When Augustus White was growing up in the American south in the 1940s, racial segregation was an accepted part of life. African Americans got second best - in education, employment, and health care.
But White overcame those barriers, becoming an orthopedic surgeon, professor of medicine at Harvard and a leading figure in the struggle to reduce discrimination against minority medical patients.
Overcoming barriers
White was the first African American to reach a series of academic and professional milestones that were unheard of in the 1950s and ‘60s. The first African-American president of his traditionally white fraternity at Brown University, White was the first African American to graduate from Stanford Medical School, the first black resident, the first black surgery professor - at Yale University - and the first black department chief at Harvard’s teaching hospitals.
But what White may be best known for is his groundbreaking exploration of the deeply-rooted bias against minority patients that he believes is prevalent in the American health care system.
Struggle for medical equality
White first became aware of discrimination against minorities at the start of his medical career in the early 1960s and, later, while serving as a combat surgeon during the Vietnam War. His personal observations were further confirmed when he read a 2002 report that revealed some disturbing statistics about discrimination, not only against blacks, but also women, Hispanics, gays, the elderly and even the obese.

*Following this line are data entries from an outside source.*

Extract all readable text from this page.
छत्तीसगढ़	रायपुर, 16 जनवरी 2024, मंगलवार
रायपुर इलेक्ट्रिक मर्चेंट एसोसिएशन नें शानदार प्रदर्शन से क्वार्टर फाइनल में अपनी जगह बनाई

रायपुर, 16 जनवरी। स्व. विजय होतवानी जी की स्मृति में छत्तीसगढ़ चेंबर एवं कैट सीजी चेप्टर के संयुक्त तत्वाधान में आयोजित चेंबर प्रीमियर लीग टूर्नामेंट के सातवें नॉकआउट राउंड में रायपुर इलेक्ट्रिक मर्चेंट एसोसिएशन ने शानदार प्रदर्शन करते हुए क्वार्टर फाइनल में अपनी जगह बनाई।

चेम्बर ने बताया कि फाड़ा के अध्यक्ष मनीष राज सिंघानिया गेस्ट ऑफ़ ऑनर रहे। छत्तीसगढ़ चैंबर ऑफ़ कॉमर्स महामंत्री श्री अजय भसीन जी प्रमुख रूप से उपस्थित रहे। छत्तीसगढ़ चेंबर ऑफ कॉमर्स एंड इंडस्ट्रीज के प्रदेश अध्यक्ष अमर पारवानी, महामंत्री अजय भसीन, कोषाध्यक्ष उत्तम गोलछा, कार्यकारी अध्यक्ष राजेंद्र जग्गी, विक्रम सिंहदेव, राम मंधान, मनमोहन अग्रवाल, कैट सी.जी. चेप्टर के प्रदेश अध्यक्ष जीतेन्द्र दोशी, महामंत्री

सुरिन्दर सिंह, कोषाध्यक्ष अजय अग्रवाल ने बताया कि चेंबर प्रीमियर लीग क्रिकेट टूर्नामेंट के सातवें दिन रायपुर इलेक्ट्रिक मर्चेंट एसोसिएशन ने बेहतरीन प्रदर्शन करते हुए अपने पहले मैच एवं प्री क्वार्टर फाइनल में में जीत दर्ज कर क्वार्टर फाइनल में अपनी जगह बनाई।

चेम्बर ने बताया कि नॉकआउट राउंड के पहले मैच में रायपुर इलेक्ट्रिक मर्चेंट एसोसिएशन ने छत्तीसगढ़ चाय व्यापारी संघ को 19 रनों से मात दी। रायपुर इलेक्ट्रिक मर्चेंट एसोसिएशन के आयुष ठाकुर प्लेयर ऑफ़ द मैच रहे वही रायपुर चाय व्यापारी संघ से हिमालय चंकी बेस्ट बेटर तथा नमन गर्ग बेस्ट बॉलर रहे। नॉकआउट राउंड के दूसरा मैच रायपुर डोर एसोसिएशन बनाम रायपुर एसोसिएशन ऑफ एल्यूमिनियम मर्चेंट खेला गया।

"This Institute of Medicine report, "Unequal Treatment," just spells it out in just blatant, statistical, overwhelmingly convincing ideas and realities about this inhumanity that exists," he says.
It’s conscious and unconscious, says White, but it’s a prevailing situation. "When are you most vulnerable? It’s when you’re sick. And to realize that under those circumstances you’re at risk to receive disparate care is really quite an issue."
Unequal treatment
The report also cited that African Americans receive less pain medication for the same injuries than white Americans; women dying from kidney disease are less likely to receive transplants; Hispanic Americans receive less angioplasty and bypass surgery for heart disease than whites; and the elderly are treated as less valuable than younger patients.
White finds this shocking, and inexcusable. "It’s a moral issue. It’s a legal issue. It’s a public health issue. This is a question of human rights," he says. "People should be getting the best care that the profession can offer them. And now they’re not getting the best care the profession can offer them."
What was even more surprising to White was seeing just how unconscious this bias seemed to be.
"There are examples of female doctors actually giving disparate care to female patients. There are examples of African-American doctors actually giving disparate care to African-American patients. And my theory is that the culture of medicine is so powerful that when you come through it as a student and as a resident and as a young doctor, and you get inculcated into the profession, sadly, part of that momentum includes these biases."
Medical inertia
To counteract these discrepancies, White calls for changes in education for doctors, nurses, medical school faculty, even insurance companies. He says they need training in self-awareness, so they can recognize their internalized prejudices, and be able to work from that.
White believes doctors need to understand the culture their patients come from - something he calls cultural literacy.
"Medical students should be taught something about the characteristics of the cultures that they may be treating in large part. So if 30 percent of your patients are Muslim patients, you should have some insight, some idea about what some of the prevailing practices of the Muslim culture may be."
With a new book about his experiences, called "Seeing Patients - Unconscious Bias in Health Care," White hopes to make the medical community aware of the problem, and trusts it will motivate them to doing something about it.
But he admits that it’s going to be a challenge.
"There is a kind of denial, there is a kind of inertia, but I think this is a mission that deserves a lot of energy and enthusiasm to get medical schools to be more committed with resources, with determination, with sustained efforts to really change the culture of medicine."
White remains hopeful that change will come - and that everyone will have equal access to the best medical care the nation can provide.